ГЛЕБ ПАГИРЕВ
СОБРАТУ
Пусть, поэт, железо строф
прокалится в наших горнах:
люди ждут упругих слов,
нержавеющих, отборных.
Там, где много шелухи,
пламя вряд ли клокотало.
Настоящие стихи тронь —
услышишь звук металла
ЭКЗАМЕН
Я, помню, до войны
учился на рабфаке:
простецкие штаны,
рубашка цвета хаки.
Имел я строгий вид
в своём пальтишке рыжем:
был дочиста побрит
и коротко подстрижен.
Знавал я хлеб и квас,
не ел блинов у тёщи, —
и потому как раз
война далась мне проще.
Так вот, рабфак. Рабфак,
везде он одинаков,
но тот был (это факт)
последний из рабфаков.
И было мне не лень:
от своего завода
я ездил через день
на Сретенку три года.
Военная страда
ещё была в начале,
а мы как раз тогда
последний курс кончали.
Экзамен. Тишина.
Но каждый знал, однако:
слова «Вставай, страна»
касались и рабфака.
Жизнь поджимала нас
в то памятное лето,
и мы сдавали враз
по два, по три предмета.
Мы не могли не знать,
толкаясь в коридоре,
какой экзамен сдать
нам предстояло вскоре.
В ПОГОЖИЙ ДЕНЬ
Здесь голубика, мох да вереск —
убранство северной земли.
Деньку погожему доверясь,
гудят над вереском шмели.
Оставишь всё, закроешь книгу —
и в лес, туда, за поворот.
Идёшь и спелую бруснику
бросаешь пригоршнями в рот.
Полдня проходишь в одиночку
и, вовсе выбившись из сил,
ничком повалишься на кочку:
немалый край околесил.
И вдруг в пяти шагах от дома,
среди привычной тишины
тебе в лицо пахнёт знакомо
забытым запахом войны.
А что, откуда — непонятно.
Пустынно, тихо на тропе,
и так же солнечные пятна
лежат на листьях, на траве.
Вода блестит в канавке ржаво,
пчела снуёт, не устаёт.
А только сердце что-то сжало
и сделать вздоха не даёт…
НА ФРОНТЕ
Она была моей любовью, скромница,
я не успел назвать её женой.
Забуду всё, а это будет помниться
и навсегда останется со мной.
Была погода ветреная, жгучая,
леса стояли исчерна-черны
в тот день, когда мы были волей случая
на жизнь и смерть войной обручены.
Ей жить бы в доме с речкой под окошками,
ромашки собирать на берегу,
а тут она лежала под бомбёжками,
жила в землянках, мёрзла на снегу.
Давно ль мечтала девочка о всаднике
на златогривом сказочном коне?
А тут герой ходил в кирзе и ватнике,
носил трофейный «вальтер» на ремне.
Но мы любили! К лучшему, не к лучшему,—
любовь другой минуты не нашла:
ко мне, худому, чёрному, колючему,
она в бою впервые снизошла.
Не слышал я ни стона, ни рыдания,
когда с разведкой уходил туда.
Встречались мы, как в первое свидание,
а расставались — будто навсегда.
И помнила ли женщина о всадниках,
придя на мой НП, на перевал,
когда её колени в свежих ссадинках
я, по-мужски жалея, целовал!
Нет, вопреки иным расхожим истинам
она других не путала со мной:
я у неё был первым и единственным,
дарованным ей богом и войной.
Нам, в загсе не записанным, не венчанным,
Земля служила ложем, не кровать.
Меня жена ревнует к многим женщинам
и лишь к одной не смеет ревновать.
ЕЛГАВА
Я приехал сюда не туристом, не в гости:
я хожу по земле, где лежат мои кости.
…Наступаем в лесу. Бой вслепую — нет хуже.
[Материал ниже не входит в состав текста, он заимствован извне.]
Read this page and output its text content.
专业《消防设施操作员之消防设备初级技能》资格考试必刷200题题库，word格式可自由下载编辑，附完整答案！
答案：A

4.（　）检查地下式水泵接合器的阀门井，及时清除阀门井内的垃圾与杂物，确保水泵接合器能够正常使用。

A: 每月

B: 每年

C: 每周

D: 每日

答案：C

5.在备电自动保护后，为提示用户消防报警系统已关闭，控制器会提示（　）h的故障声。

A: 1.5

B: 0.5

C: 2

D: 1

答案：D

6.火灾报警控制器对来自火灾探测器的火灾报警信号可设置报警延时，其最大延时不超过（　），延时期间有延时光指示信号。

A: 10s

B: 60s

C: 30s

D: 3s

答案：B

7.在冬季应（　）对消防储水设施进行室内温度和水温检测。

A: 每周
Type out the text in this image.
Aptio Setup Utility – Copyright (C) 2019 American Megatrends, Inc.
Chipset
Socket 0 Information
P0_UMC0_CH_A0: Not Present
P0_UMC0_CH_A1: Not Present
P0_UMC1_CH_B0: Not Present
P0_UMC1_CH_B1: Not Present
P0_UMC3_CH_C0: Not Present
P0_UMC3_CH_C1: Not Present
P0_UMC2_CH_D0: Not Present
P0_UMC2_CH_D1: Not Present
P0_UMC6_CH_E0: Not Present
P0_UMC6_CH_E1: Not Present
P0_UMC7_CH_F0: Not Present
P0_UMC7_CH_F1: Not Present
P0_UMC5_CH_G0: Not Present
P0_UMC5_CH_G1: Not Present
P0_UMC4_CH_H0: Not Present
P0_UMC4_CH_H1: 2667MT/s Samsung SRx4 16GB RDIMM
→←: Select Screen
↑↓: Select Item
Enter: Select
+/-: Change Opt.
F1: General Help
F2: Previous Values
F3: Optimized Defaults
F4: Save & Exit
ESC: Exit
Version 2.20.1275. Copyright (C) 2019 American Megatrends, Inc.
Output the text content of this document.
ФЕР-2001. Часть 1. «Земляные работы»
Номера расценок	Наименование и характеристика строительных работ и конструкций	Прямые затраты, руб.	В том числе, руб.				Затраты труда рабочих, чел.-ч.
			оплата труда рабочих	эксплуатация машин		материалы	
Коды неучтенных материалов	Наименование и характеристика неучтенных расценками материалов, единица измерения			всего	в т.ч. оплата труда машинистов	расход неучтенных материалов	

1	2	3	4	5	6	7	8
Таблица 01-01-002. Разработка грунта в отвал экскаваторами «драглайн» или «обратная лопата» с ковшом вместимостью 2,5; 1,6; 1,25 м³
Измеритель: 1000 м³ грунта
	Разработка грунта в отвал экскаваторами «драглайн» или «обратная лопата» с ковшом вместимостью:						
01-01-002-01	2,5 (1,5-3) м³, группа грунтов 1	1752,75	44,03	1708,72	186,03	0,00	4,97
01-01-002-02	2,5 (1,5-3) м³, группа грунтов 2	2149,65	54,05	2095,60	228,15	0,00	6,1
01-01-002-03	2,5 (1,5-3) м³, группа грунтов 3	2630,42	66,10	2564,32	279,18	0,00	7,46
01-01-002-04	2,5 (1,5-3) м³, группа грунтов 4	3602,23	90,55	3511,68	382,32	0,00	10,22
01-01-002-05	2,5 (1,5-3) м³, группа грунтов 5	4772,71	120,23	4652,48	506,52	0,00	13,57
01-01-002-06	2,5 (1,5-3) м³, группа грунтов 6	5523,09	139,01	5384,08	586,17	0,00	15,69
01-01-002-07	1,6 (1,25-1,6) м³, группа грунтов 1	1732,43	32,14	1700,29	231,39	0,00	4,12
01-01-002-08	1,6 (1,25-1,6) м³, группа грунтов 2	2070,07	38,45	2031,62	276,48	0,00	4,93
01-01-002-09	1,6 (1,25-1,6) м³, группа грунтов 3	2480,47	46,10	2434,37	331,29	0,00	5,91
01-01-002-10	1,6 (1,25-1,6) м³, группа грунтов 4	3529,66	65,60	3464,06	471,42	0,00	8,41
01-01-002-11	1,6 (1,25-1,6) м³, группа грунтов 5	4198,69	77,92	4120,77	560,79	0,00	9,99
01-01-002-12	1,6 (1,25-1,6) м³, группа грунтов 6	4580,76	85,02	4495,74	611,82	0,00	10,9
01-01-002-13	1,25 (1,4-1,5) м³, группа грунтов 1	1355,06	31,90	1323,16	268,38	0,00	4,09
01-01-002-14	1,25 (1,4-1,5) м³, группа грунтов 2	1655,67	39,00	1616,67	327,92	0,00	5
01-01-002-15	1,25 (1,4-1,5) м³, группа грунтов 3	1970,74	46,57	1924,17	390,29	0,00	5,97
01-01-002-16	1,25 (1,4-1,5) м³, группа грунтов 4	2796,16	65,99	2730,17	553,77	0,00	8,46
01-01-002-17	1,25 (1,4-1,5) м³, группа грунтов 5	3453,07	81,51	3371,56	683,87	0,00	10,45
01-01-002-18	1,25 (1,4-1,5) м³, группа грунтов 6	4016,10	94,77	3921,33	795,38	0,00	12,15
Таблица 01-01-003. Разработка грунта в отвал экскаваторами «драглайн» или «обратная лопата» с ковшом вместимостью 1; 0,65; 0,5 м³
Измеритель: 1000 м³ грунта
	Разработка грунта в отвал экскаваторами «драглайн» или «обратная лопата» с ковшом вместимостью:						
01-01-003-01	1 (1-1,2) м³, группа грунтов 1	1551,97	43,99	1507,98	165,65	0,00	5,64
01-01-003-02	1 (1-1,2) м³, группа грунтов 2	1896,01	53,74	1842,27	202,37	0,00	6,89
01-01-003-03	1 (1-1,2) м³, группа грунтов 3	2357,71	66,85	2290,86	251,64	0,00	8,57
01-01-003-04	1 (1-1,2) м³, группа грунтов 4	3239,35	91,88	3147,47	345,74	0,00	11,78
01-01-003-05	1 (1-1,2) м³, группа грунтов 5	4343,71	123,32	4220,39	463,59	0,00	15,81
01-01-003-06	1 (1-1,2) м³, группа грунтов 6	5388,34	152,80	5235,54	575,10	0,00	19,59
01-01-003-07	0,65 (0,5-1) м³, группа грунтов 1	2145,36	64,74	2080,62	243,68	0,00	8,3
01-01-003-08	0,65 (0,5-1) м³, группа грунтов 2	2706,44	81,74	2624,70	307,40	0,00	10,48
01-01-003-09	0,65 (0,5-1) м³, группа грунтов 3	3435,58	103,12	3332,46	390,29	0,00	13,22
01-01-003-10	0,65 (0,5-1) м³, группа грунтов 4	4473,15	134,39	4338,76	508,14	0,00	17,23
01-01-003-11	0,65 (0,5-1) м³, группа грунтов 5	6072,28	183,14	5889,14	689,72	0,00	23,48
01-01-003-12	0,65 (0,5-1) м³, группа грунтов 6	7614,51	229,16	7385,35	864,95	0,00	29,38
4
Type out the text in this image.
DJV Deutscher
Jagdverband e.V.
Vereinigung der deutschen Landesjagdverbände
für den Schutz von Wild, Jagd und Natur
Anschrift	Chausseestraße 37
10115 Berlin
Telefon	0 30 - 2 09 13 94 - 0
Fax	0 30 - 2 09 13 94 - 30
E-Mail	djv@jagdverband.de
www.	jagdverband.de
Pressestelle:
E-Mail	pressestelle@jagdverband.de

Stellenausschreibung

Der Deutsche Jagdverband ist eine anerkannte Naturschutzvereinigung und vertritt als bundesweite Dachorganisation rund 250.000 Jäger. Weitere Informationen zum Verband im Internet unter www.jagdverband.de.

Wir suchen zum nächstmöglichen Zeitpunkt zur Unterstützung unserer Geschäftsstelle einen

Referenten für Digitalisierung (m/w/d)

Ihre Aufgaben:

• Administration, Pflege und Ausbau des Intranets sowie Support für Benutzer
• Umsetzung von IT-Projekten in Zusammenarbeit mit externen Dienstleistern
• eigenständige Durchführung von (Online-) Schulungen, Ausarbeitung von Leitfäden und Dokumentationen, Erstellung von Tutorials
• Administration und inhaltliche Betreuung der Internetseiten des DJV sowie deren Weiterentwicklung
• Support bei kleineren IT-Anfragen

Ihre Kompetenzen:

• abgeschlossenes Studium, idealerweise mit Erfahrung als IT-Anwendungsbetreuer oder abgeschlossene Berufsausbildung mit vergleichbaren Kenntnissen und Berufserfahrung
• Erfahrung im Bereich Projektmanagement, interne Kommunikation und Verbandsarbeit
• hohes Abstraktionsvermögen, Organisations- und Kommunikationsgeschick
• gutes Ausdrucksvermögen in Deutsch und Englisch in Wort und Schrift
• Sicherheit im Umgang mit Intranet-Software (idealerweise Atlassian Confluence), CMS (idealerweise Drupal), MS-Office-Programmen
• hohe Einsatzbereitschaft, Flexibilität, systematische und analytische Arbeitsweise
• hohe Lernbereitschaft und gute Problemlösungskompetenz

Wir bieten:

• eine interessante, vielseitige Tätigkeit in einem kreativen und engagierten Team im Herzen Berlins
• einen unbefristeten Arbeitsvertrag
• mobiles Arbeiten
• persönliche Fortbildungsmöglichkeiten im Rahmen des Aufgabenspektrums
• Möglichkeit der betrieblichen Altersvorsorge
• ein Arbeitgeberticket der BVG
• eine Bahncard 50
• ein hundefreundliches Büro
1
Только я поднялся — ранен! В правую, в ту же.
Крови полный сапог. Но ни страха, ни боли.
Самолёт. Город Елгава. Госпиталь в школе.
Раздробивший берцовые кости осколок.
Бесталанный хирург, до войны — стоматолог.
А зубному врачу что нога, что полено:
отхватил он мне ноженьку выше колена.
Не простился я с ней, окровавленной, голой,
схоронили её в общей яме за школой…
Жил я трудно всю жизнь, и в минуту прощанья
я оставлю одно сыновьям — завещанье:
как умру, не расходуйте деньги на свечи,
не нужны мне венки и надгробные речи,
но прошу — схоронить не на тесном погосте,
схороните в земле, где лежат мои кости.
Цитируется по: День поэзии 1983: Сборник/Сост. Л. Куклин, Ю. Скородумов. – Л.О. изд-ва ” Сов. писатель”, 1983. – 376 с.